There were other factors that contributed to my decision to leave that were completely external to Benefit. For example, I was commuting to work and as I don’t drive, I relied on trains. It sometimes added four hours to my working day. There were times when I was working til 11:15pm and not getting home til gone 12:30am and then getting up at 4:30am to be on the 5:45am train. It was just exhausting. Additionally, I went to university for three years to have a career in writing, not in retail. It got to the stage where I thought “you know what, it’s been almost three years since I graduated and I’ve done nothing with my degree; it’s about time that I changed that”.
So there you have it. There are the ins and outs of why I left Benefit Cosmetics. If you’re considering a career with them, please don’t be put off by my experiences – this is a unique case and is definitely not reflective of the company!
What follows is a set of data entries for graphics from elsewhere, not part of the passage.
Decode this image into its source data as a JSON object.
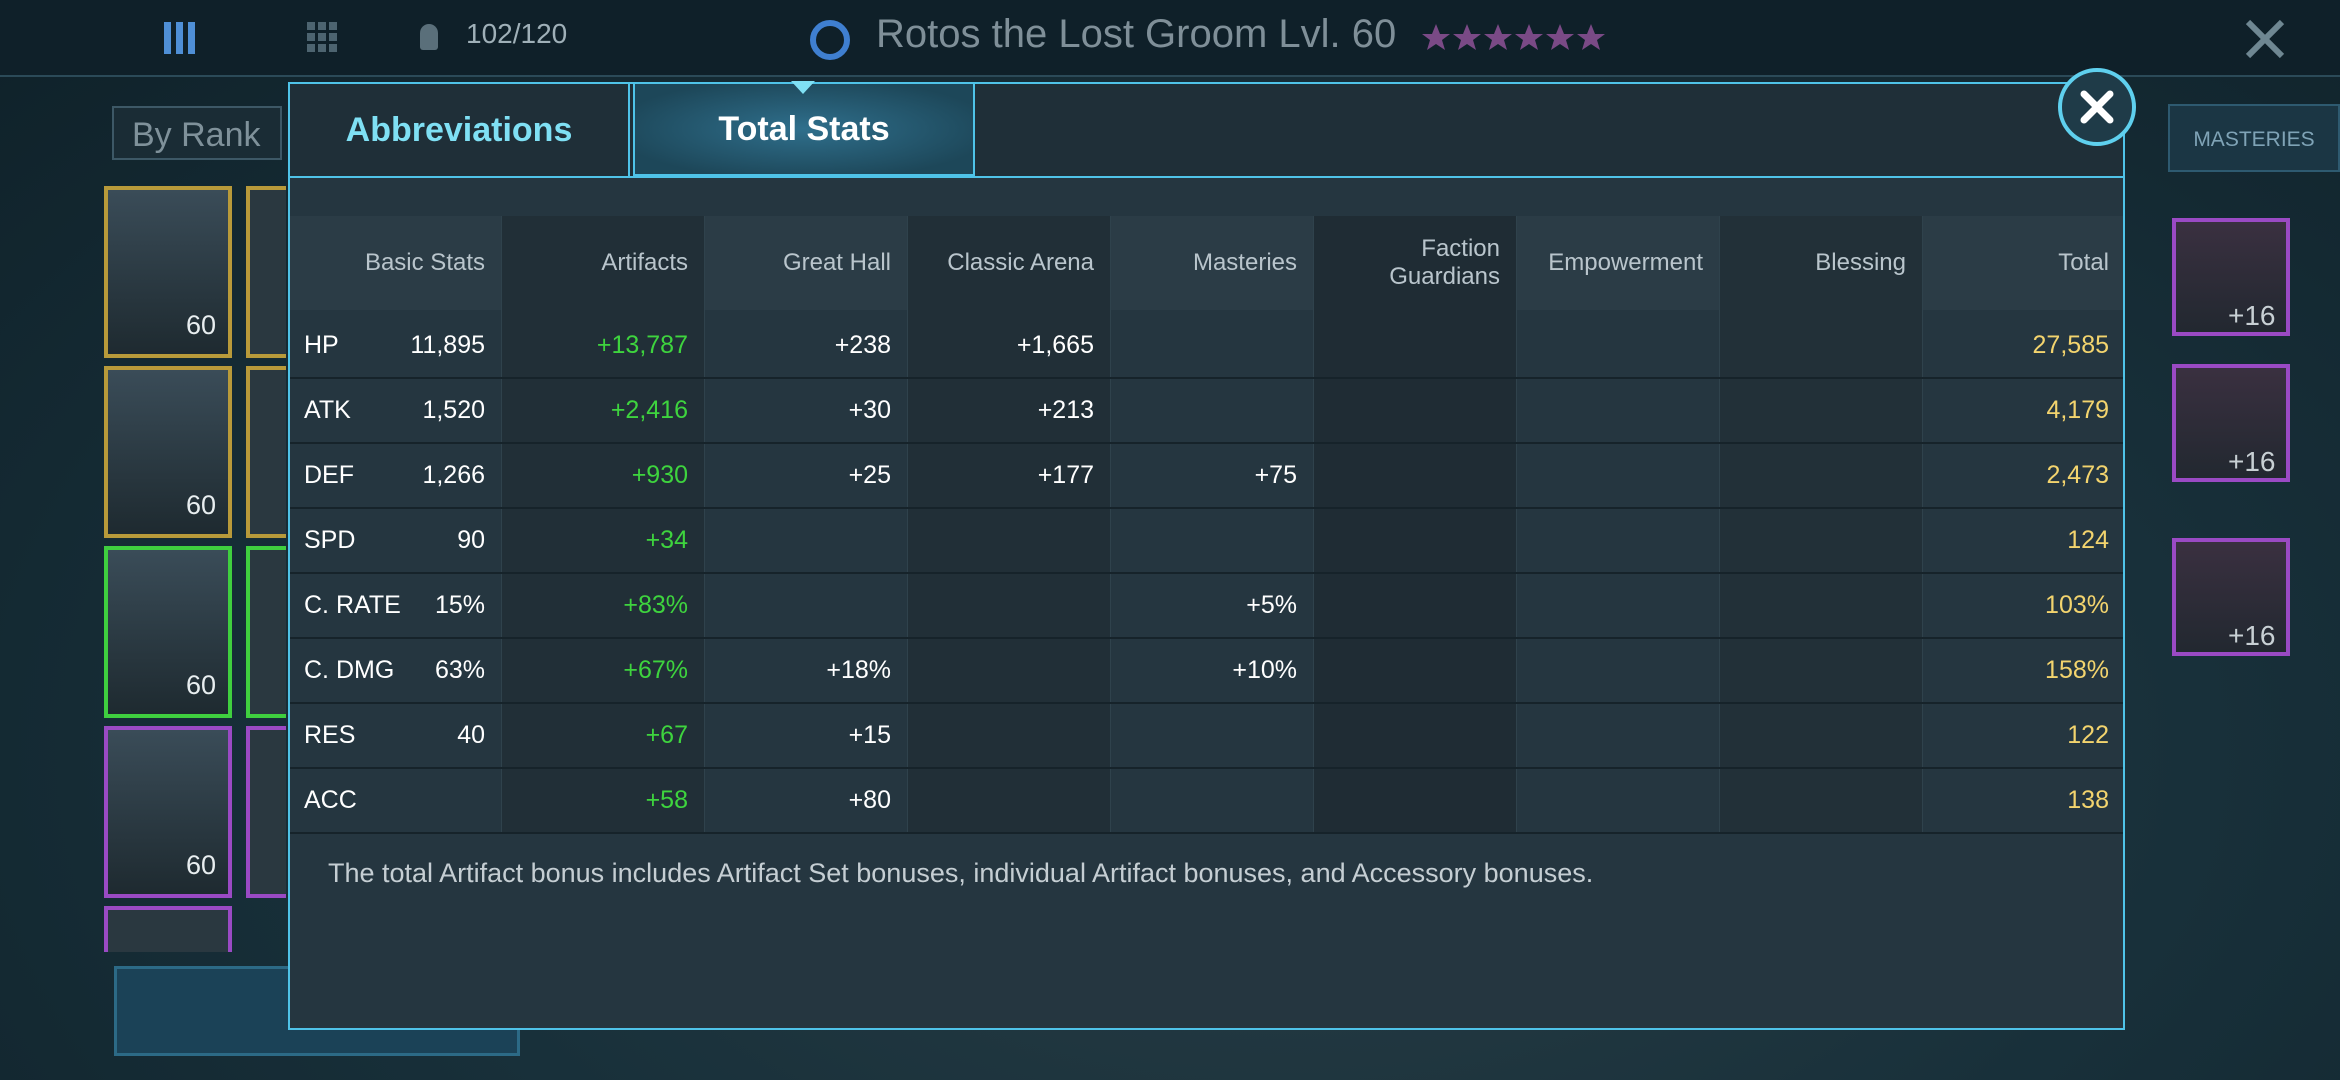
{
  "header": {
    "capacity": "102/120",
    "title": "Rotos the Lost Groom Lvl. 60"
  },
  "background": {
    "sort": "By Rank",
    "tab": "MASTERIES",
    "levels": [
      "60",
      "60",
      "60",
      "60"
    ],
    "gear": [
      "+16",
      "+16",
      "+16"
    ]
  },
  "tabs": [
    "Abbreviations",
    "Total Stats"
  ],
  "table": {
    "columns": [
      "Basic Stats",
      "Artifacts",
      "Great Hall",
      "Classic Arena",
      "Masteries",
      "Faction Guardians",
      "Empowerment",
      "Blessing",
      "Total"
    ],
    "rows": [
      [
        "HP",
        "11,895",
        "+13,787",
        "+238",
        "+1,665",
        null,
        null,
        null,
        null,
        "27,585"
      ],
      [
        "ATK",
        "1,520",
        "+2,416",
        "+30",
        "+213",
        null,
        null,
        null,
        null,
        "4,179"
      ],
      [
        "DEF",
        "1,266",
        "+930",
        "+25",
        "+177",
        "+75",
        null,
        null,
        null,
        "2,473"
      ],
      [
        "SPD",
        "90",
        "+34",
        null,
        null,
        null,
        null,
        null,
        null,
        "124"
      ],
      [
        "C. RATE",
        "15%",
        "+83%",
        null,
        null,
        "+5%",
        null,
        null,
        null,
        "103%"
      ],
      [
        "C. DMG",
        "63%",
        "+67%",
        "+18%",
        null,
        "+10%",
        null,
        null,
        null,
        "158%"
      ],
      [
        "RES",
        "40",
        "+67",
        "+15",
        null,
        null,
        null,
        null,
        null,
        "122"
      ],
      [
        "ACC",
        null,
        "+58",
        "+80",
        null,
        null,
        null,
        null,
        null,
        "138"
      ]
    ]
  },
  "note": "The total Artifact bonus includes Artifact Set bonuses, individual Artifact bonuses, and Accessory bonuses."
}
I am sad that it came to this because it was Benefit that started my love of cosmetics and they were actually the first premium brand I ever actually bought! So I’m never going to forget them, kind of like that first boyfriend that you grow up and move on from, but never totally forget! Plus I couldn’t live without my brow products, Porefessional and Box O’ Powders!
It was definitely the right decision for me to leave. You can see the difference in my Instagram posts the longer I was with them; you can feel the passion I had when I first started but the later posts have a totally different vibe, like the passion was all but gone. I didn’t want it to get to the stage where I absolutely hated the brand and felt very resentful towards them.
As previously mentioned, I’m still going to be using the products and writing about them (keep your eyes peeled for a Bad Gal Bang post soon!), and to be honest I probably love the brand more now than before!